The downtime on November 6th lasted much longer than we would have liked. Here is a breakdown of the timeline and some mitigating steps we’ve taken:

  • At 00:52 -0700 I was first paged. For some reason I did not hear any of the four texts or phone calls. My landline was called but there is no phone in the room I was in. I am planning to add a landline to that room.
  • At 01:06 -0700 the pages were passed to the secondary person on pager. This person did not have sufficient training to isolate this particular network issue. We have discussed the problem and also updated our pager documentation to handle this particular issue.
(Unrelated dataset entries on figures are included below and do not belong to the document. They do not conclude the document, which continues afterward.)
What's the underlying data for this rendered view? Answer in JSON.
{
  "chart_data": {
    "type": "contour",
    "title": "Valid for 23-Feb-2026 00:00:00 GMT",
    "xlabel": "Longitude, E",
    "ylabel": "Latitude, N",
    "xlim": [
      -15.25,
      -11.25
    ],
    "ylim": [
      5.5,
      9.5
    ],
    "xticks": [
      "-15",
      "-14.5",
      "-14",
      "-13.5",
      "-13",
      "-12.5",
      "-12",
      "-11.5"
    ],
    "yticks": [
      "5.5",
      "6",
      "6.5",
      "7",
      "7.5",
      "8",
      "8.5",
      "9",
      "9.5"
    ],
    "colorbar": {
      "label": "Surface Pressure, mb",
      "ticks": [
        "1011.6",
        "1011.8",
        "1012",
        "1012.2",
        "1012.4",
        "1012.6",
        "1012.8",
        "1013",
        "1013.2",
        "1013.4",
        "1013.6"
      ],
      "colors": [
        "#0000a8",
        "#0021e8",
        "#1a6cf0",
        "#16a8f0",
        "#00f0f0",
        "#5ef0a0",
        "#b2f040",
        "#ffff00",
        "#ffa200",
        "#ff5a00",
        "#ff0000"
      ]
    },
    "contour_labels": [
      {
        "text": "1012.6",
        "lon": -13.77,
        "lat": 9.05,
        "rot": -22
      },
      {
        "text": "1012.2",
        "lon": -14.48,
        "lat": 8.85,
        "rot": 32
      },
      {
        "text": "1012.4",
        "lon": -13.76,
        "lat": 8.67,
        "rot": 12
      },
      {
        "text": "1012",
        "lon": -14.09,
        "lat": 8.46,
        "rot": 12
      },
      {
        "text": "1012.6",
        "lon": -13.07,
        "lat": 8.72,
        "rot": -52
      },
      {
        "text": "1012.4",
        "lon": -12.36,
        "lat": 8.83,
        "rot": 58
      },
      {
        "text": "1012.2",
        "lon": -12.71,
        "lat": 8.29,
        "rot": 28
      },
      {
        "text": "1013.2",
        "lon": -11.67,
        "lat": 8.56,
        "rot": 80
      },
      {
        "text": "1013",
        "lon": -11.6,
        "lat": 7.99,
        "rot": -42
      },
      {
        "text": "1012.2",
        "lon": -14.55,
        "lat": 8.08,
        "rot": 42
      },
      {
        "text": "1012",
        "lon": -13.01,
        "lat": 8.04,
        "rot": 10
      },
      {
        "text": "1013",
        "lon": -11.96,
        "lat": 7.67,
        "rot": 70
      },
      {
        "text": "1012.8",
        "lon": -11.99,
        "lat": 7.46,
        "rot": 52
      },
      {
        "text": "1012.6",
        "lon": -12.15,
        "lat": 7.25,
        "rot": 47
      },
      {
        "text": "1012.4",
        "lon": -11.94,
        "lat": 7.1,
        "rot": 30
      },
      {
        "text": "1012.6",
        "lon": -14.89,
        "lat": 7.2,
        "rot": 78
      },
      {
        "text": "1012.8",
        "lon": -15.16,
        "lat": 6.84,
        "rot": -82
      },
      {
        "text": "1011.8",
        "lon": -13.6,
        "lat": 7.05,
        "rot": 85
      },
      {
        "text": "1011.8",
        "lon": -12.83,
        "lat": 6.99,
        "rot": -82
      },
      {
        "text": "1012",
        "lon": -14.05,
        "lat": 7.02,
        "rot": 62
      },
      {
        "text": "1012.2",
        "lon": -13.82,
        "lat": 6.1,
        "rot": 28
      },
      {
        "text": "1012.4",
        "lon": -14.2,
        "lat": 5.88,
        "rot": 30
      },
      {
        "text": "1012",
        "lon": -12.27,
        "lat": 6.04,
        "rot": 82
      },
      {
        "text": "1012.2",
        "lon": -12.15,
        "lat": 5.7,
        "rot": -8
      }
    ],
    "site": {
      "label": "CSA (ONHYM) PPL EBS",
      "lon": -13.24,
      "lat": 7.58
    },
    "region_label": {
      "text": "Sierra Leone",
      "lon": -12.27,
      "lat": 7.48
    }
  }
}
There was also not a hard time limit on how long to spend diagnosing the issue before escalating to another staff member, which we have now added.
  • At 01:33 -0700 I happened to wake up and notice I had been paged. Upon investigating, I figured out that the problem was likely a duplicate of the issue we were having with HE.net previously and decided that the best course of action was to shut down our connection with HE.net. But I had to look up how to do that with our software. This has been added to the pager notes. We’ve also signed up for an additional monitoring service that automatically generates traceroutes from a number of test sites which should cut down some on debugging time.
  • 1 hour and 17 minutes after the first page, the problem was fully resolved.